The plot thickens around “Neathergate” (as no one is calling it yet). As the Telegraph reports:

Opponents of immigration could be racist, warned advisers a decade ago

People opposed to immigration in to Britain could be influenced by racism, a previously unseen Government paper signalled.

The draft paper, drawn up for the Home Office, said “anti-immigrant sentiment is closely correlated with racism” but the message was removed when the document was finally published, fuelling suggestions it was considered too sensitive a point to make. It was contained in an early version of an analysis of the impact of immigration on the UK first written in 2000 and published the following year.

Labour has now claimed the “it’s not racist to talk about immigration” line as its own, in true Stalinist fashion, despite being the ones to throw that slur at anyone who ever dissented over these past dozen years. But what especially interests me is this:

The latest draft to be unearthed said: “Recent research shows that anti-immigrant sentiment is closely correlated with racism rather than economic motives.

“Education and people’s personal exposure to migrants make them less likely to be anti-migrant.

“The most negative attitudes are found among those who have relatively little direct contact with migrants, but see them as a threat.”

It said it was “correct that public opinion favours relatively restrictive policies on immigration” and advised ministers to adopt a “clear strategy for public opinion and public debate” to change views – but they were removed from the published version.

Of course anti-immigration sentiment may be motivated by racism – it certainly is in some cases – just as anti-bankers’ bonuses sentiment may be motivated by envy, or anti-socialist sentiment by greed. But to suggest that any of these arguments are therefore invalid because some of their supporters are secretly motivated by dark motives is a logical fallacy.
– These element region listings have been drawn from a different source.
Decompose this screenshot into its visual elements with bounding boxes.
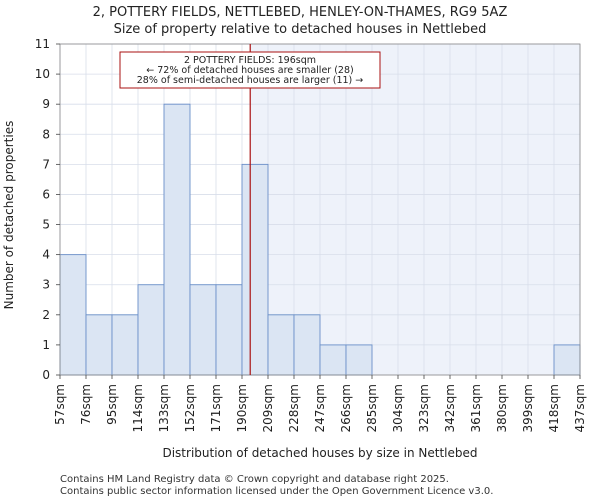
bar-152sqm [189,284,217,376]
y-axis-ticks: 0 1 2 3 4 5 6 7 8 9 10 11 [35,37,60,382]
x-tick-label: 266sqm [339,384,353,432]
y-tick-label: 0 [42,368,50,382]
annotation-line-3: 28% of semi-detached houses are larger (… [137,75,364,86]
x-tick-label: 361sqm [469,384,483,432]
chart-subtitle: Size of property relative to detached ho… [114,22,487,37]
y-tick-label: 1 [42,338,50,352]
bar-133sqm [163,103,191,376]
y-tick-label: 5 [42,218,50,232]
x-tick-label: 380sqm [495,384,509,432]
x-tick-label: 285sqm [365,384,379,432]
bar-57sqm [59,254,87,376]
bar-171sqm [215,284,243,376]
annotation-box: 2 POTTERY FIELDS: 196sqm ← 72% of detach… [119,51,381,89]
x-axis-ticks: 57sqm 76sqm 95sqm 114sqm 133sqm 152sqm 171sqm 1… [53,375,587,432]
x-tick-label: 76sqm [79,384,93,425]
annotation-line-2: ← 72% of detached houses are smaller (28… [146,65,353,76]
y-tick-label: 6 [42,187,50,201]
x-axis-label: Distribution of detached houses by size … [162,446,477,460]
bars-group [59,103,581,376]
x-tick-label: 437sqm [573,384,587,432]
annotation-line-1: 2 POTTERY FIELDS: 196sqm [184,55,316,66]
annotation-frame [119,51,381,89]
x-tick-label: 152sqm [183,384,197,432]
y-tick-label: 9 [42,97,50,111]
x-tick-label: 57sqm [53,384,67,425]
x-tick-label: 304sqm [391,384,405,432]
chart-title: 2, POTTERY FIELDS, NETTLEBED, HENLEY-ON-… [93,5,508,20]
x-tick-label: 114sqm [131,384,145,432]
y-tick-label: 4 [42,248,50,262]
y-tick-label: 3 [42,278,50,292]
x-tick-label: 209sqm [261,384,275,432]
y-axis-label: Number of detached properties [2,121,16,310]
bar-95sqm [111,314,139,376]
x-tick-label: 342sqm [443,384,457,432]
x-tick-label: 418sqm [547,384,561,432]
x-tick-label: 399sqm [521,384,535,432]
bar-247sqm [319,344,347,376]
x-tick-label: 171sqm [209,384,223,432]
bar-266sqm [345,344,373,376]
y-tick-label: 10 [35,67,50,81]
y-tick-label: 2 [42,308,50,322]
footer-line-2: Contains public sector information licen… [60,486,493,497]
x-tick-label: 95sqm [105,384,119,425]
x-tick-label: 323sqm [417,384,431,432]
x-tick-label: 247sqm [313,384,327,432]
y-tick-label: 8 [42,127,50,141]
y-tick-label: 7 [42,157,50,171]
y-tick-label: 11 [35,37,50,51]
x-tick-label: 228sqm [287,384,301,432]
bar-190sqm [241,163,269,376]
footer-line-1: Contains HM Land Registry data © Crown c… [60,474,449,485]
x-tick-label: 133sqm [157,384,171,432]
bar-209sqm [267,314,295,376]
bar-418sqm [553,344,581,376]
bar-228sqm [293,314,321,376]
bar-76sqm [85,314,113,376]
bar-114sqm [137,284,165,376]
x-tick-label: 190sqm [235,384,249,432]
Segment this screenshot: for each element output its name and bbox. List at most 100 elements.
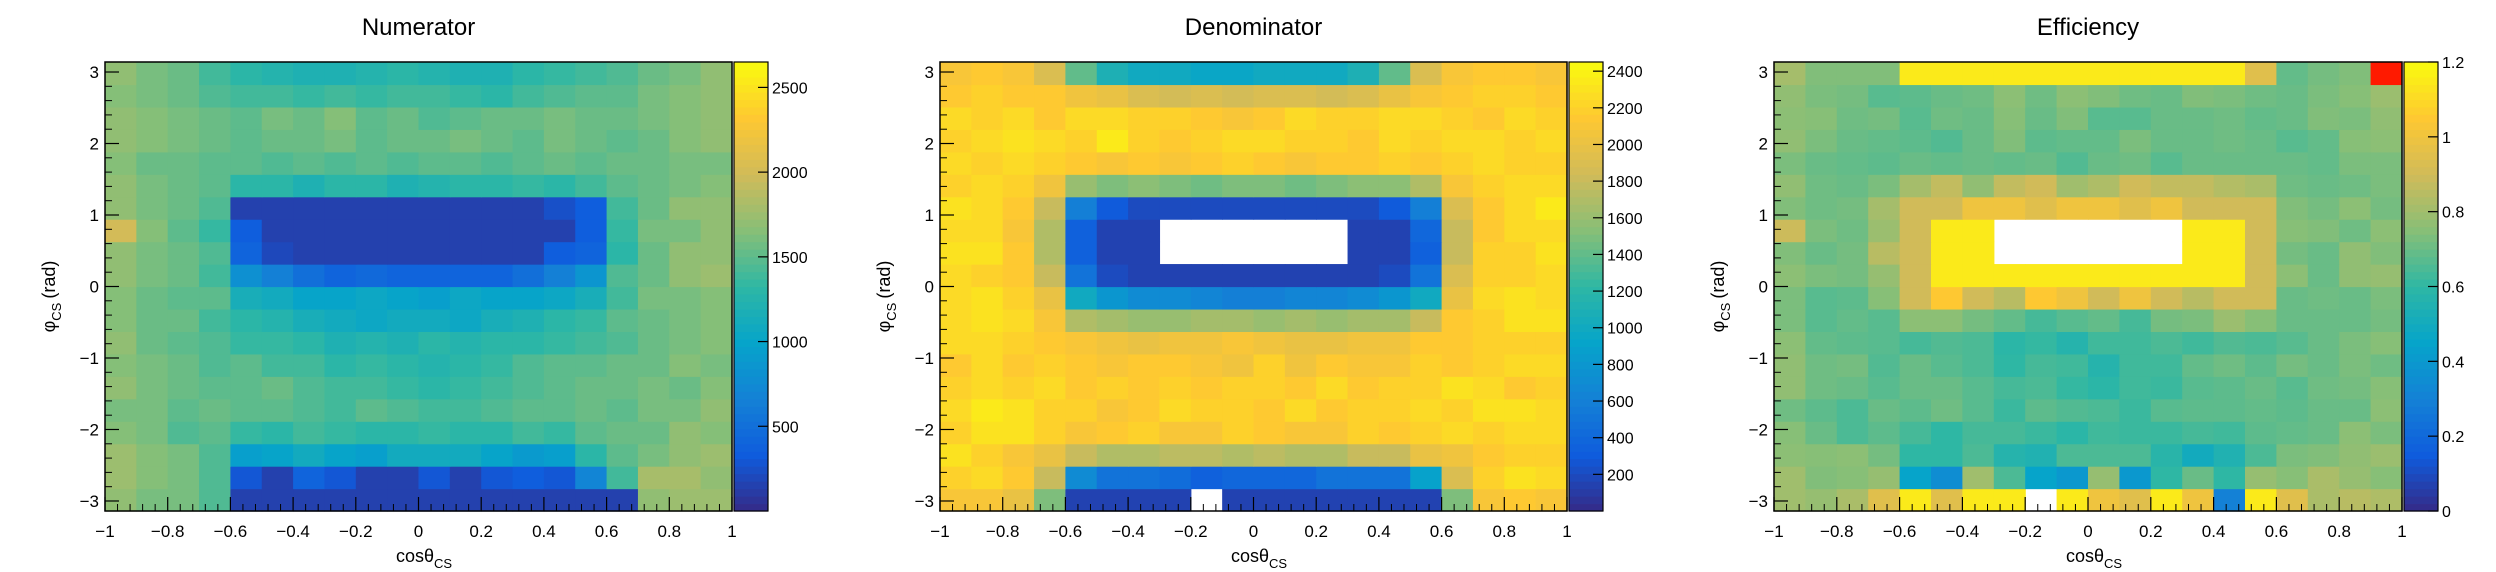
y-tick-label: −2 bbox=[80, 420, 99, 439]
heatmap-cell bbox=[136, 129, 169, 153]
heatmap-cell bbox=[1774, 376, 1806, 400]
heatmap-cell bbox=[355, 376, 388, 400]
heatmap-cell bbox=[2276, 151, 2309, 175]
heatmap-cell bbox=[1993, 174, 2026, 198]
heatmap-cell bbox=[199, 398, 231, 422]
heatmap-cell bbox=[167, 196, 200, 220]
heatmap-cell bbox=[1962, 84, 1995, 108]
heatmap-cell bbox=[355, 308, 388, 332]
heatmap-cell bbox=[1065, 353, 1098, 377]
heatmap-cell bbox=[1378, 151, 1411, 175]
heatmap-cell bbox=[1472, 219, 1505, 243]
heatmap-cell bbox=[1836, 443, 1869, 467]
heatmap-cell bbox=[606, 106, 639, 130]
x-tick-label: 0.8 bbox=[657, 522, 681, 541]
heatmap-cell bbox=[418, 174, 451, 198]
heatmap-cell bbox=[1962, 174, 1995, 198]
heatmap-cell bbox=[1159, 286, 1192, 310]
heatmap-cell bbox=[355, 129, 388, 153]
heatmap-cell bbox=[606, 398, 639, 422]
heatmap-cell bbox=[2182, 196, 2215, 220]
heatmap-cell bbox=[1504, 488, 1537, 512]
heatmap-cell bbox=[167, 466, 200, 490]
heatmap-cell bbox=[1410, 353, 1443, 377]
heatmap-cell bbox=[2307, 398, 2340, 422]
heatmap-cell bbox=[1190, 308, 1223, 332]
heatmap-cell bbox=[2339, 353, 2372, 377]
heatmap-cell bbox=[324, 151, 357, 175]
heatmap-cell bbox=[1836, 286, 1869, 310]
colorbar-segment bbox=[734, 436, 768, 445]
heatmap-cell bbox=[2088, 62, 2120, 86]
heatmap-cell bbox=[199, 286, 231, 310]
heatmap-cell bbox=[1253, 421, 1286, 445]
heatmap-cell bbox=[167, 398, 200, 422]
colorbar-segment bbox=[734, 496, 768, 505]
heatmap-cell bbox=[1535, 241, 1568, 265]
heatmap-cell bbox=[669, 241, 702, 265]
heatmap-cell bbox=[971, 331, 1004, 355]
heatmap-cell bbox=[1096, 488, 1129, 512]
heatmap-cell bbox=[1899, 331, 1932, 355]
heatmap-cell bbox=[136, 151, 169, 175]
y-tick-label: 3 bbox=[1759, 63, 1768, 82]
heatmap-cell bbox=[418, 62, 451, 86]
heatmap-cell bbox=[2150, 286, 2183, 310]
heatmap-cell bbox=[575, 331, 608, 355]
heatmap-cell bbox=[575, 219, 608, 243]
heatmap-cell bbox=[1836, 174, 1869, 198]
heatmap-cell bbox=[136, 241, 169, 265]
heatmap-cell bbox=[2276, 308, 2309, 332]
x-tick-label: −0.4 bbox=[1111, 522, 1145, 541]
heatmap-cell bbox=[1284, 174, 1317, 198]
heatmap-cell bbox=[2088, 466, 2120, 490]
heatmap-cell bbox=[1002, 84, 1035, 108]
heatmap-cell bbox=[2245, 376, 2277, 400]
heatmap-cell bbox=[324, 62, 357, 86]
heatmap-cell bbox=[105, 308, 137, 332]
heatmap-cell bbox=[2307, 376, 2340, 400]
heatmap-cell bbox=[1347, 264, 1380, 288]
heatmap-cell bbox=[2276, 421, 2309, 445]
heatmap-cell bbox=[1836, 376, 1869, 400]
colorbar-segment bbox=[1569, 368, 1603, 377]
heatmap-cell bbox=[1441, 129, 1474, 153]
heatmap-cell bbox=[1472, 174, 1505, 198]
heatmap-cell bbox=[387, 196, 420, 220]
heatmap-cell bbox=[2182, 353, 2215, 377]
heatmap-cell bbox=[940, 62, 972, 86]
colorbar-segment bbox=[734, 443, 768, 452]
colorbar-segment bbox=[1569, 496, 1603, 505]
heatmap-cell bbox=[2307, 466, 2340, 490]
heatmap-cell bbox=[1441, 219, 1474, 243]
heatmap-cell bbox=[1441, 174, 1474, 198]
heatmap-cell bbox=[1222, 62, 1255, 86]
heatmap-cell bbox=[481, 398, 514, 422]
heatmap-cell bbox=[1836, 308, 1869, 332]
colorbar-segment bbox=[734, 189, 768, 198]
heatmap-cell bbox=[2119, 151, 2152, 175]
heatmap-cell bbox=[1190, 376, 1223, 400]
heatmap-cell bbox=[1504, 443, 1537, 467]
heatmap-cell bbox=[2088, 196, 2120, 220]
heatmap-cell bbox=[512, 398, 545, 422]
colorbar-tick-label: 2000 bbox=[1607, 137, 1643, 154]
heatmap-cell bbox=[105, 421, 137, 445]
heatmap-cell bbox=[1347, 308, 1380, 332]
heatmap-cell bbox=[1128, 286, 1161, 310]
y-tick-label: −2 bbox=[1749, 420, 1768, 439]
heatmap-cell bbox=[2088, 398, 2120, 422]
x-tick-label: −0.6 bbox=[1883, 522, 1917, 541]
heatmap-cell bbox=[1535, 106, 1568, 130]
heatmap-cell bbox=[606, 443, 639, 467]
heatmap-cell bbox=[1253, 151, 1286, 175]
heatmap-cell bbox=[1899, 62, 1932, 86]
heatmap-cell bbox=[606, 84, 639, 108]
heatmap-cell bbox=[940, 353, 972, 377]
heatmap-cell bbox=[136, 308, 169, 332]
heatmap-cell bbox=[2119, 129, 2152, 153]
heatmap-cell bbox=[700, 376, 733, 400]
heatmap-cell bbox=[700, 241, 733, 265]
heatmap-cell bbox=[2339, 421, 2372, 445]
heatmap-cell bbox=[2025, 421, 2058, 445]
So is the belief that hostility to immigration is correlated to a lack of education. Poor people may be more hostile to immigration, because they bear all its costs, but even then they’re often not: the white working class are more likely to intermarry than any other group in Britain, apart from African-Caribbeans. Likewise, anti-social or violent individuals may show more hostility and aggression towards members of other groups – but they also show more violence towards members of their own group as well. This does not mean there is any corrollation between anti-social, violent behaviour and hostility to diversity, or that diversity makes people less anti-social.

People’s exposure to migrants may make them less hostile to migrants where friendships are formed, but otherwise the increasing diversity of an area will, in fact, make more people more hostile and distrusting to all their neighbours. Sometimes what the political class call “racism” is racism; sometimes it’s just a recognition that large-scale immigration can unsettle an area, what Robert Putnam found about the downside of diversity:

Across local areas in the United States, Australia, Sweden, Canada and Britain, greater ethnic diversity is associated with lower social trust and, at least in some cases, lower investment in public goods… immigration and ethnic diversity challenge social solidarity and inhibit social capital… People living in ethnically diverse settings appear to ‘hunker down’ – that is, to pull in like a turtle.

Diversity has diverse consequences, and many people had social as well as economic reasons for opposing it. But the Government’s “clear strategy for public opinion and public debate” to counter this feeling was to shout “racism” at anyone who objected, even when opinion polls showed black and Asian Britons hostile to high levels of immigration.

But Whitehall officials were obviously too unsure of their own arguments to stand up this allegation of racism in public. Instead, the final document published in 2001 had all Labour’s hidden “social” motives taken out, and merely argued for the economic, rather than social, benefits of mass immigration.

But, as the House of Lords found in its 2007/2008 report, those economic benefits are virtually non-existent.